なぞる未来
「待って、ザップ、置いてかないで。どこに、どこに行くの?」
マイの駆ける足音が聞こえる。
「遠くへ行こう。けど、その前に野暮用を片付けないとな。大した事無い。すぐに終わるさ」
僕は立ち止まり振り返る。
「やっぱり、そう言うと思った……
ザップはザップだもんね。けど、あたしもついて行くわよ。どこまでもついていく」
そう言うと、マイの手には大きな刺付きの鉄球が現れる。僕のハンマー、ザップハンマーだ。マイはまるで、背景に花が咲きみだれるような笑顔で、ハンマーの柄を僕に差し出す。もっとも可愛い女の子が差し出すものにしては物騒すぎるな。マイがいつの間にか落としたハンマーを拾っててくれたのか。僕はしっかりとその柄を掴み、ハンマーを持ち上げる。
「じゃ、行くぞ、マイ!」
「はい!」
僕は振り返り、戦場と思しき方に駆け出す。僕に並んでマイも走ってくる。まじでどんだけ吹っ飛ばされたんだよ。普通だったら死んでるって。すこし、いや、かなり、リナと神竜王に腹が立ってきた。奴らにはきっついお灸をすえてやる。

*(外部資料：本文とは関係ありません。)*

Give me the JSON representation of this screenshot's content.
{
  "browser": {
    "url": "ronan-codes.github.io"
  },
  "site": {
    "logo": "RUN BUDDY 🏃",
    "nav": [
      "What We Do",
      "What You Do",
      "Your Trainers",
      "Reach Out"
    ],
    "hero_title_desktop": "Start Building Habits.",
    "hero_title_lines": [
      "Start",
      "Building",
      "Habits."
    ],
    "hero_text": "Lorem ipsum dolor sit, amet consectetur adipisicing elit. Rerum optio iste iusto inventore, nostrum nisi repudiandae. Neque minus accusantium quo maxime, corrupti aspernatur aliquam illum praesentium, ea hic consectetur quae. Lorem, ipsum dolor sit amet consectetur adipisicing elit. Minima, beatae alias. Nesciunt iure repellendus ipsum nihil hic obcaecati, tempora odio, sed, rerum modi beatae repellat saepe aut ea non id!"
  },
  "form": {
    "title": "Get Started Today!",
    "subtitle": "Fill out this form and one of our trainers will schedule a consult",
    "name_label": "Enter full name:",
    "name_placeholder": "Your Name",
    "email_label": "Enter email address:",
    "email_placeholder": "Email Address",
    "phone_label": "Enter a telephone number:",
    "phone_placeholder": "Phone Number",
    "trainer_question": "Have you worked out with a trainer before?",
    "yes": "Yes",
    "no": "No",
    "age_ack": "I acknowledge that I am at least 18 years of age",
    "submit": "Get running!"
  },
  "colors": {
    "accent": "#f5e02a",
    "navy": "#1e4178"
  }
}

僕とマイは走り、途中で絨毯に乗ったラパンとピオンと合流し、ノノとオブを拾って戦場に戻った。この間は、マイが収納の拡張スキルのスマホを使ったりして、5分も経ってないと思う。一度絨毯を浮上させて戦場を俯瞰する。でっかい竜と戦う金色の豆粒。神竜王とリナを中心に黄金竜と人間が入り乱れている。
おいおい、竜相手に騎士も戦ってるが、大丈夫なのか? ブレス食らったら一撃だろ。けど、そばに寄ってそれは杞憂だと気付く。一体のドラゴンがブレスを吐くが、それは途中で消え失せる。あ、そうか、僕の仲間達も戦ってるんだ。ブレスを収納にしまってるのだろう。
黄金竜と騎士達は一進一退の攻防を繰り広げているが、リナと神竜王はどうもリナが押して居るように見える。いかん、これって、予知をなぞり始めてるんじゃ? あんまり神竜王を追い詰めたら、爆発するんだよな。
「ラパン、俺を中央に降ろせ」
「はーい、了解」
絨毯の結界を解除してもらい、僕は戦場の中央に飛び降りる。今度は、マイとピオンもついてくる。そして、リナ達のそばに着地する。
「戦いを止めろーーーっ!」
僕は叫ぶが、聞こえちゃいない。かくなる上はあれしかない。本当はあんまりやりたくないが、これしか戦いを止める方法はないだろう。
僕は収納から、パンパンに魔力がつまった『吸魔の珠』を取り出した。